Certainly a life lesson.

So, yeah, I’ve been thinking about that event quite a bit over the last couple of days—I don’t really know why. It’s almost like a defining moment in my life. Because I realized that you can break whatever rules you want to, and you might get away with a lot of shit in life. But if you don’t get away with it, you better to be able to deal with the consequences…and they will be much worse than you ever thought.

And I realized that I’m the guy that doesn’t get away with anything. Any time I do something, I do it with a full understanding that—more than likely—the entire world is going to find out about it. I knew a guy that woke up once, naked except for a pair of boxer shorts, at the alter in a Catholic church. He woke up because the morning bells were ringing, and people were just about to start filing in. He snuck out the back way, and the only people that ever found out about it were the people he told. He walked out the back of the church just as the services started, man, can you believe that?

I can’t even fart in church without getting discovered. Like the entire building will be singing and hollering, and I think it’s safe to bust a little one out, and suddenly every one decides to take a moment of silence. Pfft! And then you’re the center of attention in God’s house, and as cool as that sounds, it’s really not cool at all.

That’s never actually happened to me, but I can picture it all too well. People come up to me, “You should join us this Sunday, it’ll be nice.” I just stagger back, hands out in a defensive gesture, “Trust me, man—nobody wants that.”

But back to topic:

Try living your life like that, man: like everyone will, at some point, see every moment you thought was a secret one. And then be yourself, anyways. It’s not so easy, but once you get over the initial shock, it’s very liberating.

The other day, one of my managers came up to me and asked me, “Who’s that lady back behind the front counter?”

“I don’t know—that lady that comes in and counts the movies.” There’s this lady that comes in, I don’t know what her job is, but I know she hangs out looking at the DVDs, and that somehow constitutes a job. Too cool, right? She has to sign in and out in this notebook that’s behind the front counter.

“I don’t like her being behind the front counter,” my manager mutters to me.

“Tell you what,” I say, “When she comes back out to give me my pen, you distract her, and I’ll punch her in the throat. She’ll learn her lesson then.”
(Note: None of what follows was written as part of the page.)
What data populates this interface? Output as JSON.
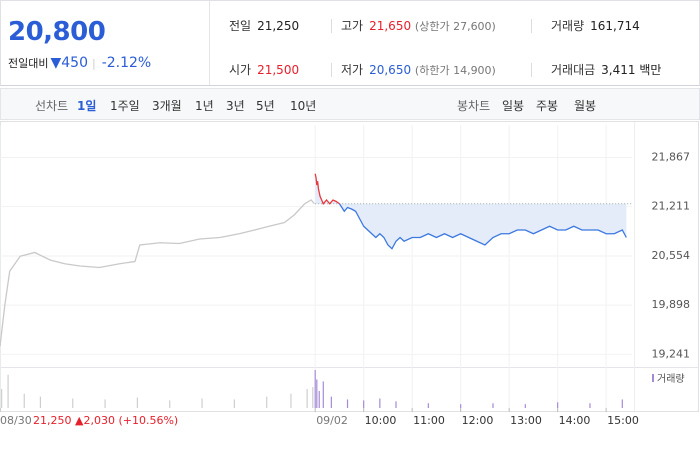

“I can hear you,” the DVD-count lady says.

My manager, he turns bright red, and he runs off into the store somewhere—wherever it is that managers run and hide whenever there’s something they just can’t handle. I don’t know where that place is, incidentally, because I’m always left cleaning up the gorilla shit.

“I guess I’ll have to come up with a new plan,” I yell back to the DVD lady. She walks out and hands me my pen back. Her face is flat and unhappy. “Maybe I’ll just stab you with this pen,” I tell her, “Or are you going to screw that up, too?”

And she smiles. I don’t know if it’s because I’m so freakin’ funny or if it’s because there’s just no use being mad at a jackass who doesn’t care about how un-called for his remarks are. And to tell you the truth, I don’t care. I wasn’t bothered by her being behind the front counter in the first place, you know?

Anyways, that’s it for now, kids. Not the most entertaining of posts, but I apologize for nothing (well, I guess I apologize for that mix-up with the president-elect and the thing with the bananas, but that’s a whole different story—and I only apologize for that because they made it a national law that I had to). Look close, and maybe you’ll be able to learn something from this one. If you don’t feel like looking close, then don’t—heaven knows we already have enough of that going around.